Tais estudos foram a premissa para um olhar crítico as edificações de saúde construidas no período moderno, sendo então nomeada por ‘máquinas de cura’ devido a sua alta funcionalidade em detrimento de se pensar no usuário da edificação (Lopes e Medeiros, 2004).
Já em uma abordagem fenomenológica, o ambinte arquietônico hospitalar é lido como um lugar em que afeta aos usuários. Comumente implica inúmeras sensações de desconforto, como medo e ansiedade, provocados pela falta de controle e incertezas em que o paciente se encontra (Dijkstra e Andrade, 2018).
Além do olhar do paciente, cada usuário deve ser pensado, pois, cada
um tem uma necessidade que difere do outro. Os pacientes estão doentes e precisam descansar ou talvez possam ter seus amigos e familiares por perto. E também temos a equipe de saúde que precisa trabalhar de maneira eficaz e satisfatória no mesmo ambiente diariamente.
Somados os diferentes olhares, cada espaço também deve ser pensado de forma particular para cada usuário. Diferentes espaços no ambiente de saúde têm funções diferentes e devem apoiar o paciente de diferentes maneiras. Nos corredores, os pacientes precisam encontrar o caminho e ser capazes de se movimentar com segurança; nas salas de espera, os pacientes tendem a se sentir estressados e a lidar com sentimentos de incerteza; e nas áreas de tratamento, os pacientes geralmente precisam lidar com procedimentos dolorosos (Dijkstra e Andrade, 2018). Para que um ambiente seja suportivo (Ulrich, 1991) e restaurador ao paciente, é preciso pensar as diferentes funções e momentos dos procedimementos vividos na edificação.

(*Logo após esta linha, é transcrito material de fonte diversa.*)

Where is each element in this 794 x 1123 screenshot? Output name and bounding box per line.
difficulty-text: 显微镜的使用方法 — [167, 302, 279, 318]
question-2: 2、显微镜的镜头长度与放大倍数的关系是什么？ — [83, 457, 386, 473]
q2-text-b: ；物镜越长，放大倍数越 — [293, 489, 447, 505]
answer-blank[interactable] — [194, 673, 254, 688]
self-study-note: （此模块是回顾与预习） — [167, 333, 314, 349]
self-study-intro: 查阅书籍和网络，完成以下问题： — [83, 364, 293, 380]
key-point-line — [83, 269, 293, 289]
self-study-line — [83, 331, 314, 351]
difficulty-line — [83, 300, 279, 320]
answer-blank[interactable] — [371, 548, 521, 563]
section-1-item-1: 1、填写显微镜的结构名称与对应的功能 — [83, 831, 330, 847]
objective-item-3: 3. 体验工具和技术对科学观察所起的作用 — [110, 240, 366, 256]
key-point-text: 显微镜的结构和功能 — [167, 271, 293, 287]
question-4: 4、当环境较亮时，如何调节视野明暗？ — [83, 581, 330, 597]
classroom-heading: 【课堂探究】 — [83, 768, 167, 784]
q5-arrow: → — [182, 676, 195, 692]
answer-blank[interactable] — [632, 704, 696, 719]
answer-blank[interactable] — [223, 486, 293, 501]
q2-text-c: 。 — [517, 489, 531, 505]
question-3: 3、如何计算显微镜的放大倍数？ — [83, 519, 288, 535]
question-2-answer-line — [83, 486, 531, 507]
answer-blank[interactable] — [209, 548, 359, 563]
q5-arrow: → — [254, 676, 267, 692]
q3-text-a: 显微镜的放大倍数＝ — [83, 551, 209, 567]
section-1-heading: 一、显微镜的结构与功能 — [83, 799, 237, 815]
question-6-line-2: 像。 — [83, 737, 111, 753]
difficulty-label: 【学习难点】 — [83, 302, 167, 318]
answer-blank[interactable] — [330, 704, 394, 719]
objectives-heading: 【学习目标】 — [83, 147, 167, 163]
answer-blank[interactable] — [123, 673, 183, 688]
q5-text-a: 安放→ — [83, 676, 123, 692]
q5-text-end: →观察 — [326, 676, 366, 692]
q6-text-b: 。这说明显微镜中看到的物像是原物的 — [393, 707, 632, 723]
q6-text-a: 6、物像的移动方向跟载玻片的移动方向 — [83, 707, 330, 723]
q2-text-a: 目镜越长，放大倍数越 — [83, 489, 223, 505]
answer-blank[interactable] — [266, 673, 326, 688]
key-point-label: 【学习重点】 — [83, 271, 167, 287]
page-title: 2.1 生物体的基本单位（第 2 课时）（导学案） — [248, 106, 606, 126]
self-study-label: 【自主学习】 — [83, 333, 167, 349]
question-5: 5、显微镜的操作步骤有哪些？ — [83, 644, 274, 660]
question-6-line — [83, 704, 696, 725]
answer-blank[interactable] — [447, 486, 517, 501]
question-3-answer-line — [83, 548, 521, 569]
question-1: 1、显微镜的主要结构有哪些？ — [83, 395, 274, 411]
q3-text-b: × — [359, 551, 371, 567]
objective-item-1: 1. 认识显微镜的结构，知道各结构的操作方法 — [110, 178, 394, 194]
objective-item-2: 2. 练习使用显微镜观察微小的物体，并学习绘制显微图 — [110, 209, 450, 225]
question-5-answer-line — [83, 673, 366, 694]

Dentre as estratégias de projeto que possibilitem a redução de estresse, Ulrich (2008 apud Felippe e Silveira, 2019) aponta quatro variáveis físicas que podem melhorar a qualidade do ambiente: a redução do ruído, a exposição a natureza, a qualidade e a intensidade da iluminação artificial diurna e a presença de espaços dedicados à família do paciente, que pode favorecer a quantidade e a qualidade do suporte social. Na imagem, observa-se o paisagismo como estratégia a fim de promover a restauração psiconeurofisiológica.